The doctor wore cowboy boots, he showed us his brain, and he said the man laying in that bed wasn't my dad anymore. The 4 of us became one, they held me up. Their faces, different takes on the same person, I could see my dad in all of them.
His eyes watered, we were told they weren't tears. I didn't care. We jammed away, to a viking funeral being piped through tiny ear buds, his eyes watered again, and pooled heavily in the nooks on his long nose. He heard me, he knew I was there.
The man in the cowboy boots called it "posturing". He didn't explain it to us, so I looked it up. It meant damage, bad.
I stared at him for hours, he looked OK, his chest moved up and down, his heart steadily thumped in his chest, sweat rolled from his brow. He never smiled, squeezed, or winked at us. I kept wondering... If my dad isn't there, who is?
I miss everything about him. I miss the 45 minute weekly chat that I would complain about. I miss the cackle of his laugh, like he was holding it in. I miss all the things he knew, and never told me. I miss all the things I knew and never told him. I never told him I was proud of him, but he reminded me every time. I miss my dad.
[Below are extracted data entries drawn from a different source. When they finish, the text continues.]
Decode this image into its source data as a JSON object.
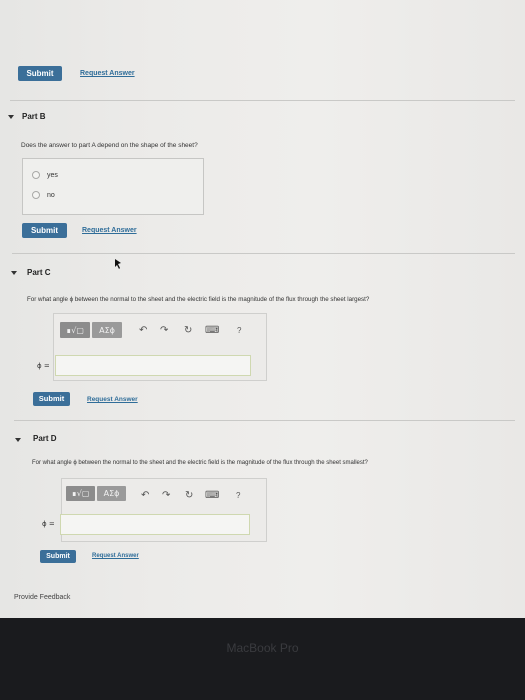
{
  "top": {
    "submit_label": "Submit",
    "request_label": "Request Answer"
  },
  "partB": {
    "title": "Part B",
    "question": "Does the answer to part A depend on the shape of the sheet?",
    "options": [
      "yes",
      "no"
    ],
    "submit_label": "Submit",
    "request_label": "Request Answer"
  },
  "partC": {
    "title": "Part C",
    "question": "For what angle ϕ between the normal to the sheet and the electric field is the magnitude of the flux through the sheet largest?",
    "toolbar": {
      "templates_label": "∎√▢",
      "symbols_label": "ΑΣϕ",
      "undo_icon": "↶",
      "redo_icon": "↷",
      "reset_icon": "↻",
      "keyboard_icon": "⌨",
      "help_label": "?"
    },
    "answer_label": "ϕ =",
    "answer_value": "",
    "submit_label": "Submit",
    "request_label": "Request Answer"
  },
  "partD": {
    "title": "Part D",
    "question": "For what angle ϕ between the normal to the sheet and the electric field is the magnitude of the flux through the sheet smallest?",
    "toolbar": {
      "templates_label": "∎√▢",
      "symbols_label": "ΑΣϕ",
      "undo_icon": "↶",
      "redo_icon": "↷",
      "reset_icon": "↻",
      "keyboard_icon": "⌨",
      "help_label": "?"
    },
    "answer_label": "ϕ =",
    "answer_value": "",
    "submit_label": "Submit",
    "request_label": "Request Answer"
  },
  "footer": {
    "feedback_label": "Provide Feedback"
  },
  "bezel": {
    "logo_text": "MacBook Pro"
  }
}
They pulled the tube from him, and his chest roared. He panted, grasping for the stale air squeezing past his parched lips and tongue. I could see his tongue, purple and beaten from the abuse of his miscalculating jaw. His eye rolling back and forth with the sway of the bed. Then came the shots. I would never leave him, but the doctors said we must. I lost count of them, 3 1/2, maybe 4 1/2. It ripped through his veins and made him drunk with death. He fought off each one, like I expected him to. A gurgle and a puff and he kept ticking, kept driving, kept rocking. The last one was too much, they put my dad to sleep, like my dogs in the years past, they always called it humane... painless. All I feel now is the pain of it, the shots didn't work.
For 2 hours, he swung at the barrage, and at 10:15am, little bubbles sputtered from his mouth, and his eyelids crept open. Again, the 4 of us became one. None of us looked like him anymore, my dad was gone.
The world kept spinning that day, under my feet, I was oblivious. All of the things I questioned and feared went away. I have spent my adult life thinking outside of a box that I never spent time in. A box now with four corners, their faces like mine. I have found love, it was here the whole time.